• Deeanne Clarke

Banish ambiguity: be clear on your objectives.

Picture the scene...


Customer and supplier talk to discuss delivering a piece of work and come to an agreement. Supplier comes back a week or so later, feeling pretty pleased, having sourced a prize merino sheep. Meets the supplier...

It's a sheep!




But you said you wanted something with four legs, hooves, and eats grass. Costs a lot of money.

I wanted a horse!

Both scratch heads.


Moral: Banish Ambiguity!


Method: Write good product descriptions and good acceptance criteria. Be specific where appropriate and support with examples, drawings and diagrams. Confirm progress! If you want a horse say that you want horse, establish the acceptance criteria, the budget, the time scale and so on.

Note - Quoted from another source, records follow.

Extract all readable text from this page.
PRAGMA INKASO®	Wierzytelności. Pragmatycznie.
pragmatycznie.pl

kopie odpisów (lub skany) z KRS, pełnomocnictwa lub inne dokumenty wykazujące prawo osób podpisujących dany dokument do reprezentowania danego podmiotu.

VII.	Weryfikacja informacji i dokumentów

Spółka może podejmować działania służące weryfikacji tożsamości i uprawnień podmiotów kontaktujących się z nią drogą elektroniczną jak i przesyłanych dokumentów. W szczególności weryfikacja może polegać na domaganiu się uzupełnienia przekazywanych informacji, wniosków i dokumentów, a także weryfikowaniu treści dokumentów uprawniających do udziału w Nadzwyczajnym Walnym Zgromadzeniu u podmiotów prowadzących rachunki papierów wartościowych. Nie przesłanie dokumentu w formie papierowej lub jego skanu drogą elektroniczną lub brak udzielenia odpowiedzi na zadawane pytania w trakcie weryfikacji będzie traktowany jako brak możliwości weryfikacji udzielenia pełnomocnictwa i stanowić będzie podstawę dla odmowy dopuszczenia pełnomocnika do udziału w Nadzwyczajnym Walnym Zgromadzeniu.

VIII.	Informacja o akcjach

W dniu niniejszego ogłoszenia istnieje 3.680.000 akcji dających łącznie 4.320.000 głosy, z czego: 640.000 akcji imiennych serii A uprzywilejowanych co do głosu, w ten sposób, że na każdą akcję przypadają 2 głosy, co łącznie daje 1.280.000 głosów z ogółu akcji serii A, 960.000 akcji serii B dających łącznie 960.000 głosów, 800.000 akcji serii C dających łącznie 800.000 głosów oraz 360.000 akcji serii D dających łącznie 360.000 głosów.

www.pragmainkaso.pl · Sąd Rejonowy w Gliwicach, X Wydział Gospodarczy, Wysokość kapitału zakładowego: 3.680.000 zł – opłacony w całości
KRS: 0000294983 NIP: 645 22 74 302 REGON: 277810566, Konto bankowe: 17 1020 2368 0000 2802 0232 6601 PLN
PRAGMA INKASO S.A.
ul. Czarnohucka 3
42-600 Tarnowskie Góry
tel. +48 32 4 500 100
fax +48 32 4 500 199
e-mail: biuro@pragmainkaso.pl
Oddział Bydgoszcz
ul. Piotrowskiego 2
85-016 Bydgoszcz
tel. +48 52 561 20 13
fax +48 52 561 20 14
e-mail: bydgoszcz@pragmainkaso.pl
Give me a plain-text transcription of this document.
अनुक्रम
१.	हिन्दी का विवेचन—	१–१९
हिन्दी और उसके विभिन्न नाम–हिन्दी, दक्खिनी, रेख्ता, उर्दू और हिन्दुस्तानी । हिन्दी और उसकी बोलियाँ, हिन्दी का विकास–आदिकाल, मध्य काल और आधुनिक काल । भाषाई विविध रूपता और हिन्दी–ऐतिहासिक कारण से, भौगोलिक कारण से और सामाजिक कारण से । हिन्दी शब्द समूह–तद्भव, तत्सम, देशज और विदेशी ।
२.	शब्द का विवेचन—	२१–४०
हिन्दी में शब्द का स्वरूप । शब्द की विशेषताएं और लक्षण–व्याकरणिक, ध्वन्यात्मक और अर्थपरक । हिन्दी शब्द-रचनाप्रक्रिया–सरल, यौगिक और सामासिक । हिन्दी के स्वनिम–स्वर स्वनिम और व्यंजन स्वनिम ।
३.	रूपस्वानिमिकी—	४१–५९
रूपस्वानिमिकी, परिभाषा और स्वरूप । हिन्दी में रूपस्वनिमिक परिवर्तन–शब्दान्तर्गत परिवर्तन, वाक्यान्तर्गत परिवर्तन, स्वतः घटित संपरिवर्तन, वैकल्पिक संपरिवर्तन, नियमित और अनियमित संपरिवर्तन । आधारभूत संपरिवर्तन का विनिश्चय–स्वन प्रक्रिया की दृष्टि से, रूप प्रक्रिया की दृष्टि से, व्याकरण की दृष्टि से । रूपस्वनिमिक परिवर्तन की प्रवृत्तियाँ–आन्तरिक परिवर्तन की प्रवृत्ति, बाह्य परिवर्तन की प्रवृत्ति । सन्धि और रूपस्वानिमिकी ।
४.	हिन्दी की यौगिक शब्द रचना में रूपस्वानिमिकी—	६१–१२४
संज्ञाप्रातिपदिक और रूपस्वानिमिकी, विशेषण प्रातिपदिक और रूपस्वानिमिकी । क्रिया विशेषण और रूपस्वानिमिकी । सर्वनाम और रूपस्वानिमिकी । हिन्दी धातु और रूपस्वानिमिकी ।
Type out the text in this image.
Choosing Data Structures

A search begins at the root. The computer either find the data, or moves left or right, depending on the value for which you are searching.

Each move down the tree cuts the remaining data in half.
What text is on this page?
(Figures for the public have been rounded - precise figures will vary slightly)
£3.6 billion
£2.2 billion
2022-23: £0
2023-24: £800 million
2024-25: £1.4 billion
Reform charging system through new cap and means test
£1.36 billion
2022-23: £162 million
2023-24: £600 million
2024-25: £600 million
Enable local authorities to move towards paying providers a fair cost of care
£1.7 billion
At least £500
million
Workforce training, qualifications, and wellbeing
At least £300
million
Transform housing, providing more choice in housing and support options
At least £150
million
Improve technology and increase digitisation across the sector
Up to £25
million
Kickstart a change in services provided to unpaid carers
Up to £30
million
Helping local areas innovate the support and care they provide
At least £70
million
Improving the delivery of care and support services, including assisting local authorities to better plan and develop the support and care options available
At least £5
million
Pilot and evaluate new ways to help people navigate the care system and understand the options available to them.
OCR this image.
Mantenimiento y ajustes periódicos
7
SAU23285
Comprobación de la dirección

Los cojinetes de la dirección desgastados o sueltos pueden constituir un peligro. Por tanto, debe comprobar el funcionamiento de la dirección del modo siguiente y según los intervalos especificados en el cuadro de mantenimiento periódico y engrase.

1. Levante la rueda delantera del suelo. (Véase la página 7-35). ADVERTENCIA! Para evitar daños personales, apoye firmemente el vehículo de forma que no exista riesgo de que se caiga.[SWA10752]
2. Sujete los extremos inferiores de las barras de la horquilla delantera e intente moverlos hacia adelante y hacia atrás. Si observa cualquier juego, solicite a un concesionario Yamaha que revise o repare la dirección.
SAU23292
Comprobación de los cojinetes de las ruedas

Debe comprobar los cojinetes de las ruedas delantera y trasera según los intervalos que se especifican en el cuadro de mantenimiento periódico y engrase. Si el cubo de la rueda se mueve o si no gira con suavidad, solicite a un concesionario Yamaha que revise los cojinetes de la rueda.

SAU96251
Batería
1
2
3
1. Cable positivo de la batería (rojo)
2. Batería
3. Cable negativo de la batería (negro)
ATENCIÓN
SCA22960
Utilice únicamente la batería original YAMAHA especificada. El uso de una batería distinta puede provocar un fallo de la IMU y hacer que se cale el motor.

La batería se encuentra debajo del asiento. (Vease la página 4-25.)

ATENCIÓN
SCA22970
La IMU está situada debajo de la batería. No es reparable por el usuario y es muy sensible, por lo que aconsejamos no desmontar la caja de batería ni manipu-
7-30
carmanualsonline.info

Anecdote: About 20 years ago, I was invited to work at short notice on a project for a supplier doing some work for Lufthansa. The supplier had spent about a year working on a solution for a new ticketing system for check-in desks. Proudly they were ready to show the solution. On seeing it, the customer was aghast.

Where was Novell, where was ZENworks? The supplier was dumbfounded. They had produced a Microsoft build, whereas the supplier was expecting a Novell solution. I came in and helped turn it around. In the end it was a great success, but a very costly lesson.


Times and products change, but understanding your client's needs is timeless.